To finish out, this past weekend has been really intense. We've been cooking a lot and Caleb was one who taught me how to cook in the very first place, so it was really awesome getting to come your way and make you this. And I just want to say, this past week, while being here, everywhere we go, people walk in the room and they say, “Wow, you look just like Caleb.“  I always think it's so funny because I remember I looked in a mirror afterwards and I said, “Wow! We have the same silhouette!”  And wearing that same necklace as Caleb everywhere we go. And I just wanted to close this out with the story behind his necklace.

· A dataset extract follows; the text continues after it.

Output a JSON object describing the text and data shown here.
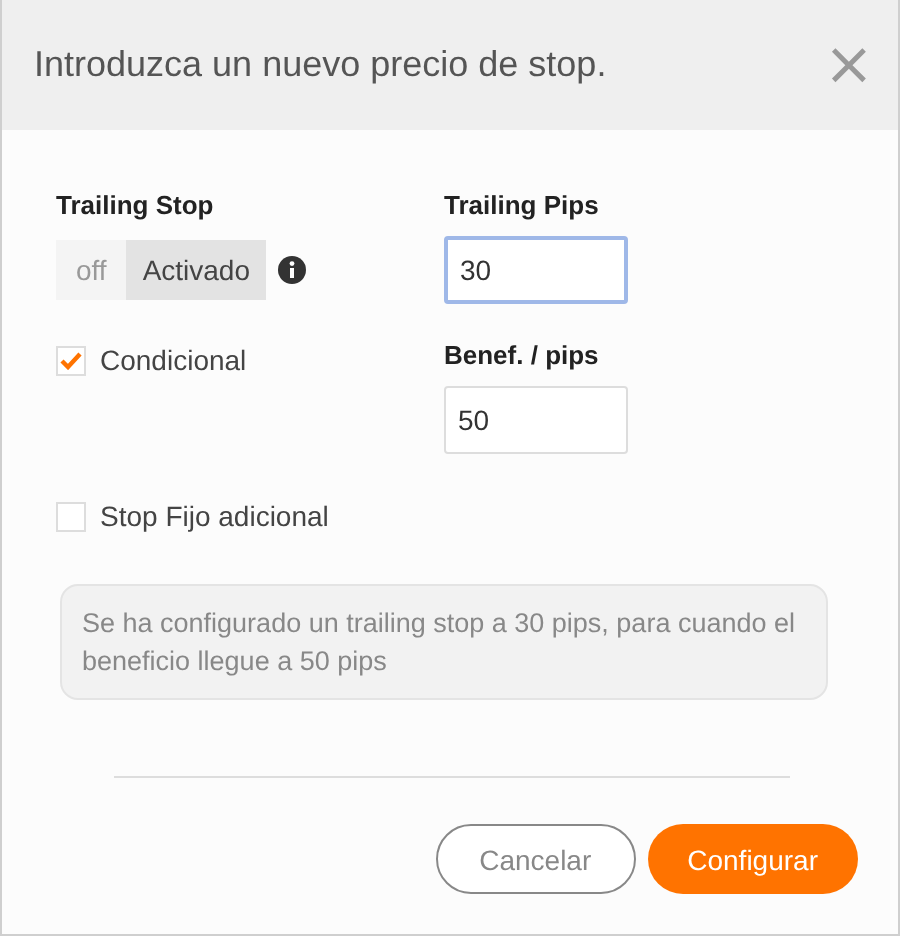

For my 18th birthday, Caleb bought me this necklace, which is a part of our shared interest, is anime, and there's a show called Gurren Lagaan. I'm not sure if some of you guys are familiar with it, but in the show it follows an older brother who is a legendary figure and everyone looks up to him.

 

He's an incredible leader and he sacrifices himself to basically save his younger brother because he knows that his young brother is going to do great things. And he tells him, even though he's already this incredibly respected figure, that hey, I'm doing this because I know you'll surpass me one day and so he gave me this necklace and told me that whenever I doubt myself to believe in the me that believes in you. And those are the words I feel like I live by a lot now.

 

And I tell that to my loved ones as well, that to believe in the me that believes in you. So I hope that moving forward, you guys will cherish each other and that you will have a wonderful partnership and life together.

 

I'm so excited for you, guys. I am excited, Rei, to have you be a part of the family. And I was so grateful I got to cook this meal for you.